When thinking about trends, I might scrap the whole concept. I’ve always seen them as artificial guidelines, and I don’t want to be bound by anything. For me, nudity is also a costume, and in considering what’s happening in society today, I appreciate what happened in the ’80s, ’90s, and 2000s. For fashion to work for me, it needs life and real sexuality—an erotic self—no trend can cover up the fact that we are animals with instincts and needs that society suppresses. I want a world where everyone truly wears and shows who they are inside—like you said, a dialogue between external and internal identity. Then we might see people on the streets naked or dressed as pirates, woolies, fairies, in leopard print or BDSM outfits, and it would all be fine because we’d respect each other.
How do you relate to that? It’s a utopia, right, but I’m sad and tired of reality, so I retreat into my own worlds as a survivalist tactic…

LL: I understand you, and I completely agree that the concept of trends should be set aside—it creates an invisible hierarchy between those who understand the trend and those who don’t.
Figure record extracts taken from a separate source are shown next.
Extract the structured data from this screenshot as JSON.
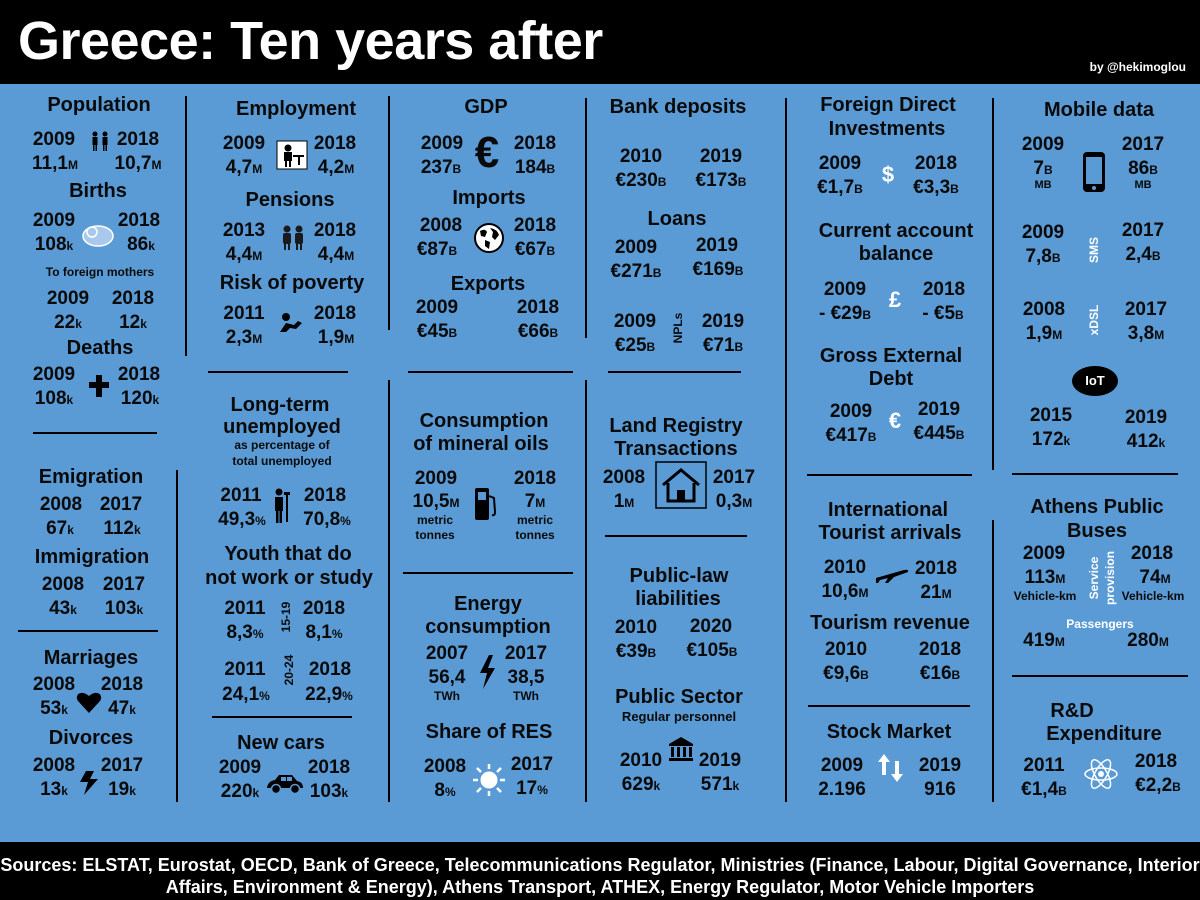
{
  "header": {
    "title": "Greece: Ten years after",
    "byline": "by @hekimoglou"
  },
  "footer": {
    "line1": "Sources: ELSTAT, Eurostat, OECD, Bank of Greece, Telecommunications Regulator, Ministries (Finance, Labour, Digital Governance, Interior",
    "line2": "Affairs, Environment & Energy), Athens Transport, ATHEX, Energy Regulator, Motor Vehicle Importers"
  },
  "population": {
    "title": "Population",
    "y1": "2009",
    "y2": "2018",
    "v1": "11,1",
    "v2": "10,7",
    "u": "M"
  },
  "births": {
    "title": "Births",
    "y1": "2009",
    "y2": "2018",
    "v1": "108",
    "v2": "86",
    "u": "k"
  },
  "foreign_mothers": {
    "title": "To foreign mothers",
    "y1": "2009",
    "y2": "2018",
    "v1": "22",
    "v2": "12",
    "u": "k"
  },
  "deaths": {
    "title": "Deaths",
    "y1": "2009",
    "y2": "2018",
    "v1": "108",
    "v2": "120",
    "u": "k"
  },
  "emigration": {
    "title": "Emigration",
    "y1": "2008",
    "y2": "2017",
    "v1": "67",
    "v2": "112",
    "u": "k"
  },
  "immigration": {
    "title": "Immigration",
    "y1": "2008",
    "y2": "2017",
    "v1": "43",
    "v2": "103",
    "u": "k"
  },
  "marriages": {
    "title": "Marriages",
    "y1": "2008",
    "y2": "2018",
    "v1": "53",
    "v2": "47",
    "u": "k"
  },
  "divorces": {
    "title": "Divorces",
    "y1": "2008",
    "y2": "2017",
    "v1": "13",
    "v2": "19",
    "u": "k"
  },
  "employment": {
    "title": "Employment",
    "y1": "2009",
    "y2": "2018",
    "v1": "4,7",
    "v2": "4,2",
    "u": "M"
  },
  "pensions": {
    "title": "Pensions",
    "y1": "2013",
    "y2": "2018",
    "v1": "4,4",
    "v2": "4,4",
    "u": "M"
  },
  "poverty": {
    "title": "Risk of poverty",
    "y1": "2011",
    "y2": "2018",
    "v1": "2,3",
    "v2": "1,9",
    "u": "M"
  },
  "longterm": {
    "title1": "Long-term",
    "title2": "unemployed",
    "sub1": "as percentage of",
    "sub2": "total unemployed",
    "y1": "2011",
    "y2": "2018",
    "v1": "49,3",
    "v2": "70,8",
    "u": "%"
  },
  "youth": {
    "title1": "Youth that do",
    "title2": "not work or study",
    "age1": "15-19",
    "age2": "20-24",
    "y1": "2011",
    "y2": "2018",
    "v1": "8,3",
    "v2": "8,1",
    "y3": "2011",
    "y4": "2018",
    "v3": "24,1",
    "v4": "22,9",
    "u": "%"
  },
  "newcars": {
    "title": "New cars",
    "y1": "2009",
    "y2": "2018",
    "v1": "220",
    "v2": "103",
    "u": "k"
  },
  "gdp": {
    "title": "GDP",
    "y1": "2009",
    "y2": "2018",
    "v1": "237",
    "v2": "184",
    "u": "B",
    "sym": "€"
  },
  "imports": {
    "title": "Imports",
    "y1": "2008",
    "y2": "2018",
    "v1": "€87",
    "v2": "€67",
    "u": "B"
  },
  "exports": {
    "title": "Exports",
    "y1": "2009",
    "y2": "2018",
    "v1": "€45",
    "v2": "€66",
    "u": "B"
  },
  "mineral": {
    "title1": "Consumption",
    "title2": "of  mineral oils",
    "y1": "2009",
    "y2": "2018",
    "v1": "10,5",
    "v2": "7",
    "u": "M",
    "unit1": "metric",
    "unit2": "tonnes"
  },
  "energy": {
    "title1": "Energy",
    "title2": "consumption",
    "y1": "2007",
    "y2": "2017",
    "v1": "56,4",
    "v2": "38,5",
    "unit": "TWh"
  },
  "res": {
    "title": "Share of RES",
    "y1": "2008",
    "y2": "2017",
    "v1": "8",
    "v2": "17",
    "u": "%"
  },
  "deposits": {
    "title": "Bank deposits",
    "y1": "2010",
    "y2": "2019",
    "v1": "€230",
    "v2": "€173",
    "u": "B"
  },
  "loans": {
    "title": "Loans",
    "y1": "2009",
    "y2": "2019",
    "v1": "€271",
    "v2": "€169",
    "u": "B"
  },
  "npls": {
    "label": "NPLs",
    "y1": "2009",
    "y2": "2019",
    "v1": "€25",
    "v2": "€71",
    "u": "B"
  },
  "land": {
    "title1": "Land Registry",
    "title2": "Transactions",
    "y1": "2008",
    "y2": "2017",
    "v1": "1",
    "v2": "0,3",
    "u": "M"
  },
  "publiclaw": {
    "title1": "Public-law",
    "title2": "liabilities",
    "y1": "2010",
    "y2": "2020",
    "v1": "€39",
    "v2": "€105",
    "u": "B"
  },
  "publicsector": {
    "title": "Public Sector",
    "sub": "Regular personnel",
    "y1": "2010",
    "y2": "2019",
    "v1": "629",
    "v2": "571",
    "u": "k"
  },
  "fdi": {
    "title1": "Foreign Direct",
    "title2": "Investments",
    "y1": "2009",
    "y2": "2018",
    "v1": "€1,7",
    "v2": "€3,3",
    "u": "B",
    "sym": "$"
  },
  "current": {
    "title1": "Current account",
    "title2": "balance",
    "y1": "2009",
    "y2": "2018",
    "v1": "- €29",
    "v2": "- €5",
    "u": "B",
    "sym": "£"
  },
  "external": {
    "title1": "Gross External",
    "title2": "Debt",
    "y1": "2009",
    "y2": "2019",
    "v1": "€417",
    "v2": "€445",
    "u": "B",
    "sym": "€"
  },
  "tourists": {
    "title1": "International",
    "title2": "Tourist arrivals",
    "y1": "2010",
    "y2": "2018",
    "v1": "10,6",
    "v2": "21",
    "u": "M"
  },
  "tourism": {
    "title": "Tourism revenue",
    "y1": "2010",
    "y2": "2018",
    "v1": "€9,6",
    "v2": "€16",
    "u": "B"
  },
  "stock": {
    "title": "Stock Market",
    "y1": "2009",
    "y2": "2019",
    "v1": "2.196",
    "v2": "916"
  },
  "mobile": {
    "title": "Mobile data",
    "y1": "2009",
    "y2": "2017",
    "v1": "7",
    "v2": "86",
    "u": "B",
    "unit": "MB"
  },
  "sms": {
    "label": "SMS",
    "y1": "2009",
    "y2": "2017",
    "v1": "7,8",
    "v2": "2,4",
    "u": "B"
  },
  "xdsl": {
    "label": "xDSL",
    "y1": "2008",
    "y2": "2017",
    "v1": "1,9",
    "v2": "3,8",
    "u": "M"
  },
  "iot": {
    "label": "IoT",
    "y1": "2015",
    "y2": "2019",
    "v1": "172",
    "v2": "412",
    "u": "k"
  },
  "buses": {
    "title1": "Athens Public",
    "title2": "Buses",
    "label1": "Service",
    "label2": "provision",
    "y1": "2009",
    "y2": "2018",
    "v1": "113",
    "v2": "74",
    "u": "M",
    "unit": "Vehicle-km",
    "passengers": "Passengers",
    "p1": "419",
    "p2": "280"
  },
  "rd": {
    "title1": "R&D",
    "title2": "Expenditure",
    "y1": "2011",
    "y2": "2018",
    "v1": "€1,4",
    "v2": "€2,2",
    "u": "B"
  }
}
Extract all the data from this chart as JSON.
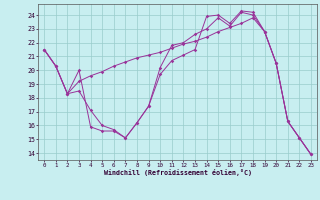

And besides, any successful trend eventually spills into mass production and becomes a normalized part of everyday dress (here in China, I can see this in an accelerated form).

At the same time, you speak about style, and style for me is something more than just a question of individuality. Style is an expression of relationships, tuning into the parameters of the environment, both materially and symbolically. Therefore, it seems our ideals differ slightly here—for you, the ideal is total transparency of the self through what someone wears. For me, it’s more about understanding dress as a line of negotiation. Who we are is created through the shells we wrap ourselves in; what we call the “self” is an infolding of the exterior. I remember when I first wore a faux fur coat in Prague a few years back—I was on the one hand happy to be myself because I had always wanted to try wearing something like that out among people, but on the other hand, there was a certain surprise about myself: in the act of dressing, I was discovering a new nuance of who I could be.